Home > Turkey > In the Footsteps of Marco Polo > Travelogue day 11
April 28 July 1 2012 (65 days)
Breakfast is decorated with cake from Jeroen—he’s celebrating his birthday today. After breakfast, we drive out, following Lake Van in a northeast direction. Today’s route runs along the lake toward Dogubayazit, our last overnight stop in Turkey. Tomorrow we will cross the border into Iran. We pause at the Muradiye Waterfall. I step out of the bus and watch the mountain water crash down the wide falls.
From the suspension bridge, I have a beautiful view of the entire waterfall. Beneath me, the meltwater flows toward Lake Van. A little further, we stop again. A large field of solidified lava lies here among the pastures. The lava had flowed over the land centuries ago during an eruption. I climb over the lava rocks, carefully avoiding the sharp stones. From the rocks, I see boys on the other side of the road guiding large groups of sheep into the village. I climb down again and watch as they skillfully lead their flocks across the road. Last year, Luc took some photos. He recognizes the boys and gives them the pictures. They look surprised at first, then very grateful. As we approach Dogubayazit, I see towering Mount Ararat. The 5,165-meter mountain is capped with snow. Legend has it that Noah’s Ark came to rest on this mountain after the flood. While I’m watching, a shepherd passes by.

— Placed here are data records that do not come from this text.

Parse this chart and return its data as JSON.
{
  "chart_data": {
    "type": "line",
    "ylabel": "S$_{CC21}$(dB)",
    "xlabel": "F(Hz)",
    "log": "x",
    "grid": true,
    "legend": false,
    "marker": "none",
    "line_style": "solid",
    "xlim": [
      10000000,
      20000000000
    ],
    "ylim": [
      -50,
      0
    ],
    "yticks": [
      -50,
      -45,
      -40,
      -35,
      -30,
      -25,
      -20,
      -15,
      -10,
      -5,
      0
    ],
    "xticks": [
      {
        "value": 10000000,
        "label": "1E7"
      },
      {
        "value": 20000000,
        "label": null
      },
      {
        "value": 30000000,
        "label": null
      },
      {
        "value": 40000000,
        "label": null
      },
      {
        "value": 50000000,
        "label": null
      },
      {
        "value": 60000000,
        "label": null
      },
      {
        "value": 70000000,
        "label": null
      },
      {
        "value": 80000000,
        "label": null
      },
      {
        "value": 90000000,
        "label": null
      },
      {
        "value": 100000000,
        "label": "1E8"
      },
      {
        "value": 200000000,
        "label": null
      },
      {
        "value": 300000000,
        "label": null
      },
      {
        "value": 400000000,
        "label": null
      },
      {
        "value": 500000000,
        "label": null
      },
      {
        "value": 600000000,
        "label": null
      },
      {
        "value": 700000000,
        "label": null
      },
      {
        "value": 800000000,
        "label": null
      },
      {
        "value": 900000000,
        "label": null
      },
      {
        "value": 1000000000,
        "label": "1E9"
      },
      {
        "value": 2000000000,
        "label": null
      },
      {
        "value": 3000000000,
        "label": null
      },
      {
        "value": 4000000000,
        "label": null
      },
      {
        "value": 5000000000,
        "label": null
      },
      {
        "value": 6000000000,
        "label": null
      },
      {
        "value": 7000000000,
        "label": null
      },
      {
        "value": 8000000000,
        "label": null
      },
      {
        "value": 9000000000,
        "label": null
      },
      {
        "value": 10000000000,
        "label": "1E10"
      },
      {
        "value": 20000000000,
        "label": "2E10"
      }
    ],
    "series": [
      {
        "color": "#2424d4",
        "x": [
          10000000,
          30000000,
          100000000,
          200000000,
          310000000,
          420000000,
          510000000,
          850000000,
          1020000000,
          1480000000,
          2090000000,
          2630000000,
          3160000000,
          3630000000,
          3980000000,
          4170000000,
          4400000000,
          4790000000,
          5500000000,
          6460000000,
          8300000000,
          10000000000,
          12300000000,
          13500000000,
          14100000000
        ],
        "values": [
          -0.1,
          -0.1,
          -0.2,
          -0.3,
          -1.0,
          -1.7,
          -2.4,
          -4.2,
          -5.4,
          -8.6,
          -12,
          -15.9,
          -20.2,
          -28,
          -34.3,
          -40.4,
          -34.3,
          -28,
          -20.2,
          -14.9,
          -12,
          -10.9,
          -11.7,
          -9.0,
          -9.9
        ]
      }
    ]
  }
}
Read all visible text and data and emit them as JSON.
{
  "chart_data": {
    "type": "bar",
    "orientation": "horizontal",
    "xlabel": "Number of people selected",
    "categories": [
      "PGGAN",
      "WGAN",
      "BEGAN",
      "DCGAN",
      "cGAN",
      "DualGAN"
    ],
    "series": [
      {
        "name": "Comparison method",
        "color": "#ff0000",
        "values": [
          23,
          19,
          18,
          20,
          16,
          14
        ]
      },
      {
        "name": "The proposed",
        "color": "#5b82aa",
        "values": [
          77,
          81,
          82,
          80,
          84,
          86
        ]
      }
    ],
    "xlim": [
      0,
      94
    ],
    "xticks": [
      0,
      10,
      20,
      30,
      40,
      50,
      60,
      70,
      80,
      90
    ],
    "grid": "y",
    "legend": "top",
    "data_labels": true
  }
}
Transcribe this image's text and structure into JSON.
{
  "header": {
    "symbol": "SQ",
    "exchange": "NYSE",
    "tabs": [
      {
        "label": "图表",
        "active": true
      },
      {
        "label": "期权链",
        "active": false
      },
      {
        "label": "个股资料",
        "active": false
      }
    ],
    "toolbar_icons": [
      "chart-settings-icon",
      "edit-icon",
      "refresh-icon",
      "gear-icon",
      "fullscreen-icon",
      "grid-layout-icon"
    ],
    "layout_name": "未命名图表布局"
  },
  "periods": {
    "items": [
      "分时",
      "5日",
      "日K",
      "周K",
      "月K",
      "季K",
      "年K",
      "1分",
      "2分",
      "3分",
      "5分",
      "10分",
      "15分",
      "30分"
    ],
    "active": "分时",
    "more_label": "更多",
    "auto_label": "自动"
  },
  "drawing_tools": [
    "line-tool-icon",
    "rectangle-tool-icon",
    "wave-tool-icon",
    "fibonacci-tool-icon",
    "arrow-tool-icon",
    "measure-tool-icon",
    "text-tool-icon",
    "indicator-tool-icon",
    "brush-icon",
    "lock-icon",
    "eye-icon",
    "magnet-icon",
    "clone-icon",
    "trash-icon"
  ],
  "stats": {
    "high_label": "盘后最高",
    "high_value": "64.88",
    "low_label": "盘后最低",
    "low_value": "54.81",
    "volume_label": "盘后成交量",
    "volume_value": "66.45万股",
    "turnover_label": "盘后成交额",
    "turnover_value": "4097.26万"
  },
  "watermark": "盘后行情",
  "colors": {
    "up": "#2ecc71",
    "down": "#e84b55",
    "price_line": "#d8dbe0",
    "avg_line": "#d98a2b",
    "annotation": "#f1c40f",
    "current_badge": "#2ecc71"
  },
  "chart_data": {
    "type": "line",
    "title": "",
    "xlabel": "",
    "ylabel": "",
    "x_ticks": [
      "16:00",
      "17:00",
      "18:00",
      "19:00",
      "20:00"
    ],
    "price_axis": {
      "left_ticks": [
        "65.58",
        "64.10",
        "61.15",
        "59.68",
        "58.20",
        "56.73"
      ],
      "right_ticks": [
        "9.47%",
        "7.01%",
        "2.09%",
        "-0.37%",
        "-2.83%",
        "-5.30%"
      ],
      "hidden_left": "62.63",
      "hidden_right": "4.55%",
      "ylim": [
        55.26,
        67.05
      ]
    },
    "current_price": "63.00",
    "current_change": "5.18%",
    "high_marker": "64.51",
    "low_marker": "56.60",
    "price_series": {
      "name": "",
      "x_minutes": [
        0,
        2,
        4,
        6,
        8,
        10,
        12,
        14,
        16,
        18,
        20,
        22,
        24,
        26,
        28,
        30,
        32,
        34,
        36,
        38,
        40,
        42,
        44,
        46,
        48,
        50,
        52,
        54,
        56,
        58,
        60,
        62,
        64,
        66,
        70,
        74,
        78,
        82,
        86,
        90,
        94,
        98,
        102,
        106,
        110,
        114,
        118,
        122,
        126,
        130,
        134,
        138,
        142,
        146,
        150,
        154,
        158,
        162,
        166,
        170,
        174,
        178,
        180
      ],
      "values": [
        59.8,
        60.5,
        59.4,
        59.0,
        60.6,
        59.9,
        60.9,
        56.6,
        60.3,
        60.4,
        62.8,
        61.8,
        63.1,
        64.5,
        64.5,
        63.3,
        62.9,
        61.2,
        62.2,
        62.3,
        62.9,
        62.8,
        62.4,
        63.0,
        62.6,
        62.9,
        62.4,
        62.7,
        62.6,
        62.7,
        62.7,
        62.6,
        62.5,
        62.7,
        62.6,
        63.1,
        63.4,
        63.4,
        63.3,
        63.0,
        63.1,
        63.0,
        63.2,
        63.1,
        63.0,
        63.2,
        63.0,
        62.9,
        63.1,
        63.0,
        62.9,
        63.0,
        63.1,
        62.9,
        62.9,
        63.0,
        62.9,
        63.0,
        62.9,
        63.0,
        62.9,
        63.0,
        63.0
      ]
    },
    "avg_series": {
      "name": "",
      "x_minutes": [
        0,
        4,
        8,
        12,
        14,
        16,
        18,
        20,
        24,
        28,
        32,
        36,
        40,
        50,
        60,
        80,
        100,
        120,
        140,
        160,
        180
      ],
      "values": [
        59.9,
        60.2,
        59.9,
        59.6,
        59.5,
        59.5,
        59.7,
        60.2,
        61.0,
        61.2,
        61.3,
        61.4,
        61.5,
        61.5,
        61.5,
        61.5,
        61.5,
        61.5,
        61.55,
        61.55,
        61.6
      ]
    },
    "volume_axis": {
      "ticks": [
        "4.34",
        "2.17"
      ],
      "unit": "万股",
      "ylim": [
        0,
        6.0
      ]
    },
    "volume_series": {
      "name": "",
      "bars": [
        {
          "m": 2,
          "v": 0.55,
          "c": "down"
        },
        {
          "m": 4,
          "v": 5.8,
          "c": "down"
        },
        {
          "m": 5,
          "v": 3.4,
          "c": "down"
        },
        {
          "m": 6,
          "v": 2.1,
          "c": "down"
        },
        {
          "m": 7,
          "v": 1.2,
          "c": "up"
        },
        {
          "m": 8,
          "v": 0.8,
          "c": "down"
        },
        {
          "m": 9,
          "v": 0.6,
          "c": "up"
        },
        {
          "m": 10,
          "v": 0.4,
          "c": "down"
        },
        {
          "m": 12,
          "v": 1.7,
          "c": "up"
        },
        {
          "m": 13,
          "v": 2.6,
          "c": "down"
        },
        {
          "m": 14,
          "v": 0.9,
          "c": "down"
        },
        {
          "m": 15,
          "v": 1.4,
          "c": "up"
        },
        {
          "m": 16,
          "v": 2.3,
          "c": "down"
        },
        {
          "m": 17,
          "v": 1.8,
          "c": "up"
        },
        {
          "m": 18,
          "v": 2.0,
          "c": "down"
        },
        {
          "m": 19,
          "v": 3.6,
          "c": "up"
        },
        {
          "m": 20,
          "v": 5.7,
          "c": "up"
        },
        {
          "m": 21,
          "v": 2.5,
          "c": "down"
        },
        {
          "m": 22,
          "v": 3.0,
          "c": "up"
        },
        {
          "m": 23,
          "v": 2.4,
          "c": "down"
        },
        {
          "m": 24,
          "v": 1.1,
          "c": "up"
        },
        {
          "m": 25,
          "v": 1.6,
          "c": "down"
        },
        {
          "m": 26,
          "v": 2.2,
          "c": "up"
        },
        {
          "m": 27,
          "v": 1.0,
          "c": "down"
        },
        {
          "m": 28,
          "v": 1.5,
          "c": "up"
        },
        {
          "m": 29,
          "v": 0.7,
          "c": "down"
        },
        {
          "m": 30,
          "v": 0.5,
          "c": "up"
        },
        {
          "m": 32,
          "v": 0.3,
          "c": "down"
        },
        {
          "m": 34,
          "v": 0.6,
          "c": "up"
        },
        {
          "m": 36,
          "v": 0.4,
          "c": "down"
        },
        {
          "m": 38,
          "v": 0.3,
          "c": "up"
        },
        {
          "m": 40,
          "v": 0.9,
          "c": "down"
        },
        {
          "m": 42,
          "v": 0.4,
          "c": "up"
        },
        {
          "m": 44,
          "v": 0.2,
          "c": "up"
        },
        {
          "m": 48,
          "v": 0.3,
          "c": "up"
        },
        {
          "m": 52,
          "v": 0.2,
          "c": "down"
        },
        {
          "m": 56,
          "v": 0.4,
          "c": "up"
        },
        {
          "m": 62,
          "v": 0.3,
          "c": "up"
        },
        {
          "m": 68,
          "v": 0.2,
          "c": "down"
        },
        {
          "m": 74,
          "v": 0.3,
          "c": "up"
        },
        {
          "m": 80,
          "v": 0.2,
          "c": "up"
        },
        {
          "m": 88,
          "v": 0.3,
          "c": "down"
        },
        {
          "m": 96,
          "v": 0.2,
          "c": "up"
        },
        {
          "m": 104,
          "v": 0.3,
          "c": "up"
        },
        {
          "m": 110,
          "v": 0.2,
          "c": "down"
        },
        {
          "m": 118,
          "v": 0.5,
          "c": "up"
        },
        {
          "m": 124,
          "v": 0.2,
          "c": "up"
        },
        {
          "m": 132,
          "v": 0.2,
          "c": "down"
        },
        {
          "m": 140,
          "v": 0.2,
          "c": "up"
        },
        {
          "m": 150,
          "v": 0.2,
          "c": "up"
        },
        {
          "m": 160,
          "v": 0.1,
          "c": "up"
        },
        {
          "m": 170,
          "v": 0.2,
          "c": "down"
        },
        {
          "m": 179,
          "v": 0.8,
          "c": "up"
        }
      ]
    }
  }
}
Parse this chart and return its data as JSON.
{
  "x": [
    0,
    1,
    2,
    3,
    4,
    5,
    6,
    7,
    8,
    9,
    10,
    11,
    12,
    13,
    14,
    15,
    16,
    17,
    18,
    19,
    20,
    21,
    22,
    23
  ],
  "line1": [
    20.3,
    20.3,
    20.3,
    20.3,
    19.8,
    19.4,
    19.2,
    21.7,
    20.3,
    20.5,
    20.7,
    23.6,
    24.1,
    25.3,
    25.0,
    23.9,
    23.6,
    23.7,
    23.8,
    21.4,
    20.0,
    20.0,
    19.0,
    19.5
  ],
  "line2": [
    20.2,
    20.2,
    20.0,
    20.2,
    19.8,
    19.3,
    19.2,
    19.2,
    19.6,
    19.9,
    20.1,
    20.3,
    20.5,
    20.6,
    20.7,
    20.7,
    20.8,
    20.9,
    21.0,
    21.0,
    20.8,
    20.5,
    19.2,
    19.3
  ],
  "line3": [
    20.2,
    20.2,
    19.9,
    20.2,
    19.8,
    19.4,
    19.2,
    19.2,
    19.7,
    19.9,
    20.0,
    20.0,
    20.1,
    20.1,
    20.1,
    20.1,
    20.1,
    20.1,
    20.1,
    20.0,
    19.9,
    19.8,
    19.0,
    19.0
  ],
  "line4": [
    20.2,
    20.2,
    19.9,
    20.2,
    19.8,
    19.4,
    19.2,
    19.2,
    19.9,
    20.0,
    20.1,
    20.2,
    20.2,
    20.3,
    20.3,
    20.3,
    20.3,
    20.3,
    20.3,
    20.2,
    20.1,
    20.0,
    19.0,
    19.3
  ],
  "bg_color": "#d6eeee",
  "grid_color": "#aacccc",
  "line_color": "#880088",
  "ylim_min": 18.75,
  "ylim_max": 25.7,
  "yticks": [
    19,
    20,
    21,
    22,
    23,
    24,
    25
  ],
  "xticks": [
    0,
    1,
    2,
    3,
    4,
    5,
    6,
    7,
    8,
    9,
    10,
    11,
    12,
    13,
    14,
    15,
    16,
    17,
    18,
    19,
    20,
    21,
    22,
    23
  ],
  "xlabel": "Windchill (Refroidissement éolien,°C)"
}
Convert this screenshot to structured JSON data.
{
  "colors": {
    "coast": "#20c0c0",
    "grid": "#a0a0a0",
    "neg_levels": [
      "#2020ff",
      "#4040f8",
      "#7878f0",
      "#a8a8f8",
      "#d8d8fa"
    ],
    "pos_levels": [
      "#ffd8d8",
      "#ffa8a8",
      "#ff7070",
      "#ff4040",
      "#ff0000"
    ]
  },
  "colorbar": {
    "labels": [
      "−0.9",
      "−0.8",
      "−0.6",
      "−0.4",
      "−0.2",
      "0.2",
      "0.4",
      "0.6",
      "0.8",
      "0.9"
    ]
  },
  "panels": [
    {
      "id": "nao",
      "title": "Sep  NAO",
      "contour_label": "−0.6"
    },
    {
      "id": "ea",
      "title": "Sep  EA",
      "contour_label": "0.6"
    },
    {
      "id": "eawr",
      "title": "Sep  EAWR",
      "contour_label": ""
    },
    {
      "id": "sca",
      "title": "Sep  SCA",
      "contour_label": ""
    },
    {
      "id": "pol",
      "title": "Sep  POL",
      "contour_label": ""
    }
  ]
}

He invites me and the travel group to have tea at his home. On his yard, the family is busy washing, drying, and processing sheep hides. Quickly, some chairs are arranged. The daughters bring out the tea. Almost everyone gets their own sugar pot. Turkish hospitality in action. Around noon, I enter Dogubayazit. I walk out of the hotel and order a Döner kebab in a side street. I also order the Aryan drink, a type of salty buttermilk. In the afternoon, I visit the Ishak Pasha Palace. This palace is located in the hills six kilometers outside the town. It was completed in 1784 on the orders of Colak Abdi Pasha. The design, by an Armenian architect, is a blend of various architectural styles and is considered a prime example of Ottoman architecture. I wander through the restored rooms of the palace. A group of young people wants to take a photo with me. I manage a conversation in broken English and Turkish.
Together with Yusuf and Halime, I walk to the nearby mosque. They ask if I can photograph their friends on the mosque wall and if we can take another photo together. When I arrive at the mosque and ask if I can go inside, they open the door for me. The interior is simple and austere. Later I understand that the mosque is normally not open to visitors. At the parking area, we exchange email addresses. I say goodbye to the group of friends. For Yusuf, I tear out the Turkish-English word list from my travel guide so he can practice his English. I return to Dogubayazit. At the end of the afternoon, I wander through the town center. It’s actually a very ordinary town. I walk along the shops on the pedestrian main street—many clothing stores and kebab restaurants. From the main street, I look at the giant Mount Ararat. The snow-capped peak glows beautifully in the afternoon sun. After some searching, I spot a sign for Efes. I enter the little backstreet café and have a beer. Now truly the last one before Iran.